Huff pitched in 68 contests for the Swallows in 2019, logging a 1-5 record and 3.97 ERA with 58 strikeouts and three saves across 65 2/3 innings of work. On December 2, 2019, Huff became a free agent.

===Sugar Land Lightning Sloths===
On January 20, 2020, Huff signed a minor league contract with the Arizona Diamondbacks. He did not play in a game in 2020 due to the cancellation of the minor league season because of the COVID-19 pandemic. Huff was released by the Diamondbacks organization on May 28.

In July 2020, Huff signed on to play for the Sugar Land Lightning Sloths of the Constellation Energy League (a makeshift 4-team independent league created as a result of the COVID-19 pandemic) for the 2020 season.

===Seattle Mariners===
On May 13, 2021, Huff signed a minor league contract with the Seattle Mariners organization. Huff pitched to a 5.25 ERA in 14 appearances, 9 starts for the Triple-A Tacoma Rainiers before he was released on August 12.

===Diablos Rojos del México===
On April 8, 2022, Huff signed with the Diablos Rojos del México of the Mexican League. Huff made 21 appearances (11 starts) for México on the year, recording a 6-1 record and 4.86 ERA with 53 strikeouts over 74 innings pitched.

===Saraperos de Saltillo===
On December 29, 2022, Huff was loaned to the Guerreros de Oaxaca. Huff was released by Oaxaca on January 18, 2023, after the team signed Eric Filia. On May 14, Huff signed with the Saraperos de Saltillo. He made 13 starts for the club in 2023, compiling a 5–4 record and 4.50 ERA with 50 strikeouts across 74 innings.
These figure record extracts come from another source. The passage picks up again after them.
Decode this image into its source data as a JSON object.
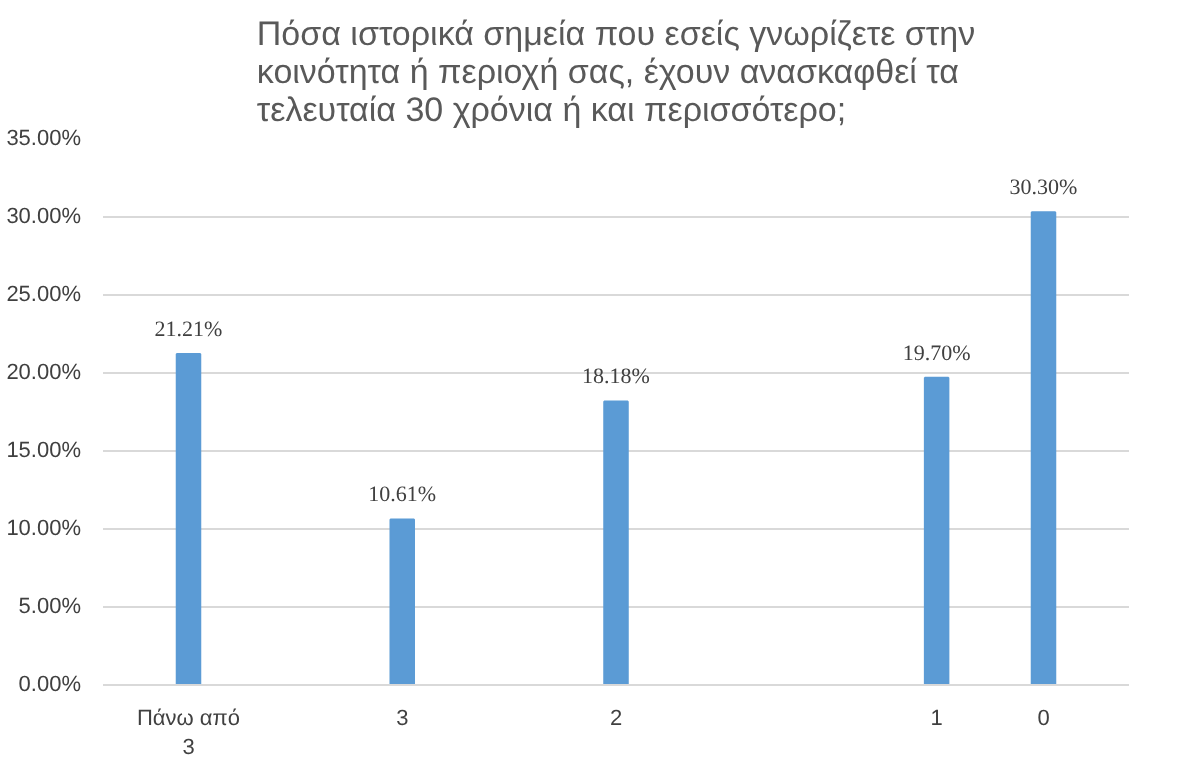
{
  "chart_data": {
    "type": "bar",
    "title": "Πόσα ιστορικά σημεία που εσείς γνωρίζετε στην\nκοινότητα ή περιοχή σας, έχουν ανασκαφθεί τα\nτελευταία 30 χρόνια ή και περισσότερο;",
    "categories": [
      "Πάνω από 3",
      null,
      "3",
      null,
      "2",
      null,
      null,
      "1",
      "0"
    ],
    "values": [
      21.21,
      null,
      10.61,
      null,
      18.18,
      null,
      null,
      19.7,
      30.3
    ],
    "value_labels": [
      "21.21%",
      null,
      "10.61%",
      null,
      "18.18%",
      null,
      null,
      "19.70%",
      "30.30%"
    ],
    "color": "#5b9bd5",
    "ylim": [
      0,
      35
    ],
    "yticks": [
      {
        "value": 0,
        "label": "0.00%"
      },
      {
        "value": 5,
        "label": "5.00%"
      },
      {
        "value": 10,
        "label": "10.00%"
      },
      {
        "value": 15,
        "label": "15.00%"
      },
      {
        "value": 20,
        "label": "20.00%"
      },
      {
        "value": 25,
        "label": "25.00%"
      },
      {
        "value": 30,
        "label": "30.00%"
      },
      {
        "value": 35,
        "label": "35.00%"
      }
    ],
    "grid": "y"
  }
}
Huff made 16 appearances for Saltillo in 2024, but struggled to an 11.51 ERA with 15 strikeouts across 20 1/3 innings pitched. He was released by the Saraperos on June 30, 2024.

===Leones de Yucatán===
On July 3, 2024, Huff signed with the Leones de Yucatán of the Mexican League. In 6 appearances for Yucatán, he logged a 5.63 ERA with 5 strikeouts over 8 innings of work. Huff was released by the Leones on November 12.